PUPR Gelontorkan Subsidi Rumah Rp1,5 T untuk Orang Miskin

CNN Indonesia | Selasa, 07/04/2020 21:15 WIB
PUPR Gelontorkan Subsidi Rumah Rp1,5 T untuk Orang Miskin PUPR gelontorkan subsidi Rp1,5 triliun bagi masyarakat berpenghasilan rendah untuk membeli rumah. (CNN Indonesia/ Harvey Darian).
Jakarta, CNN Indonesia -- Kementerian Pekerjaan Umum dan Perumahan Rakyat (PUPR) mendapatkan anggaran subsidi perumahan sebesar Rp1,5 triliun untuk membantu masyarakat berpenghasilan rendah atau MBR  membeli rumahSubsidi disalurkan dalam program Fasilitas Likuiditas Pembiayaan Perumahan (FLPP), subsidi selisih bunga dan bantuan uang muka.

Menteri PUPR Basuki Hadimuljono mengatakan subsidi tersebut digelontorkan untuk pembelian 175 ribu unit rumah.  "Subsidi sudah mulai digelontorkan pada April dan Mei, bekerja sama dengan bank-bank pelaksana," kata Basuki seperti dikutip dari Antara, Selasa (7/4).

Sebelumnya pemerintah memutuskan untuk menggelontorkan stimulus fiskal bagi sektor perumahan mulai 1 April 2020. Stimulus berbentuk alokasi  dana untuk subsidi selisih bunga (SSB) dan tetap melaksanakan subsidi bantuan uang muka (SBUM) untuk Kredit Pemilikan Rumah (KPR).


Direktur Jenderal Pembiayaan Infrastruktur Kementerian Pekerjaan Umum dan Perumahan Rakyat Eko Djoeli Heripoerwanto mengatakan bahwa stimulus yang diberikan itu merupakan satu dari sembilan kebijakan yang diambil dalam rangka mengantisipasi dampak ekonomi akibat virus corona (COVID-19).
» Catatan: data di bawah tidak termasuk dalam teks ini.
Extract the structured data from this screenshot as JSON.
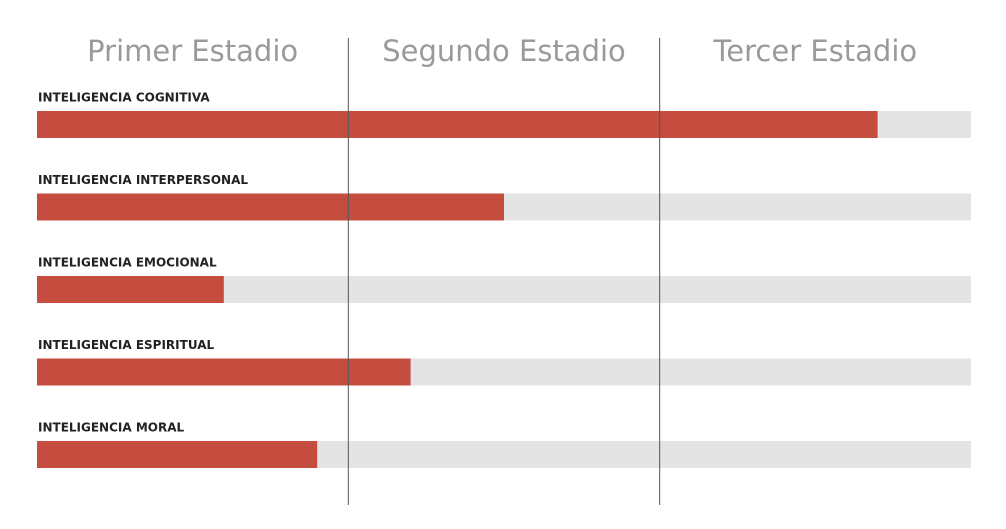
{
  "chart_data": {
    "type": "bar",
    "orientation": "horizontal",
    "stages": [
      "Primer Estadio",
      "Segundo Estadio",
      "Tercer Estadio"
    ],
    "categories": [
      "INTELIGENCIA COGNITIVA",
      "INTELIGENCIA INTERPERSONAL",
      "INTELIGENCIA EMOCIONAL",
      "INTELIGENCIA ESPIRITUAL",
      "INTELIGENCIA MORAL"
    ],
    "values": [
      2.7,
      1.5,
      0.6,
      1.2,
      0.9
    ],
    "xlim": [
      0,
      3
    ],
    "color": "#c44d3f",
    "track_color": "#e4e4e4"
  }
}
Melalui SSB, MBR mendapatkan sejumlah manfaat antara lain pembayaran angsuran KPR dengan suku bunga sebesar 5 persen per tahun selama 10 tahun.
Pemerintah akan membayarkan subsidi sebesar selisih angsuran dengan suku bunga pasar dari perbankan dengan angsuran yang dibayar debitur/nasabah.

Untuk bisa mendapatkan fasilitas subsidi tersebut, Warga Negara Indonesia (WNI) harus berpenghasilan maksimal Rp8 juta, tidak memiliki rumah, dan belum pernah menerima subsidi/bantuan pembiayaan perumahan dari pemerintah terkait pembiayaan pemilikan atau pembangunan rumah.

Saat ini ada tiga bank yang telah menyatakan minat sebagai bank pelaksana, yaitu Bank BTN, Bank BNI, dan Bank BRI.

Eko menuturkan dengan adanya stimulus fiskal subsidi perumahan melalui SSB dan SBUM pada tahun 2020 ini, secara keseluruhan diharapkan target pemerintah dalam pemberian fasilitas bantuan pembiayaan perumahan kepada 330.000 rumah tangga MBR dapat tercapai.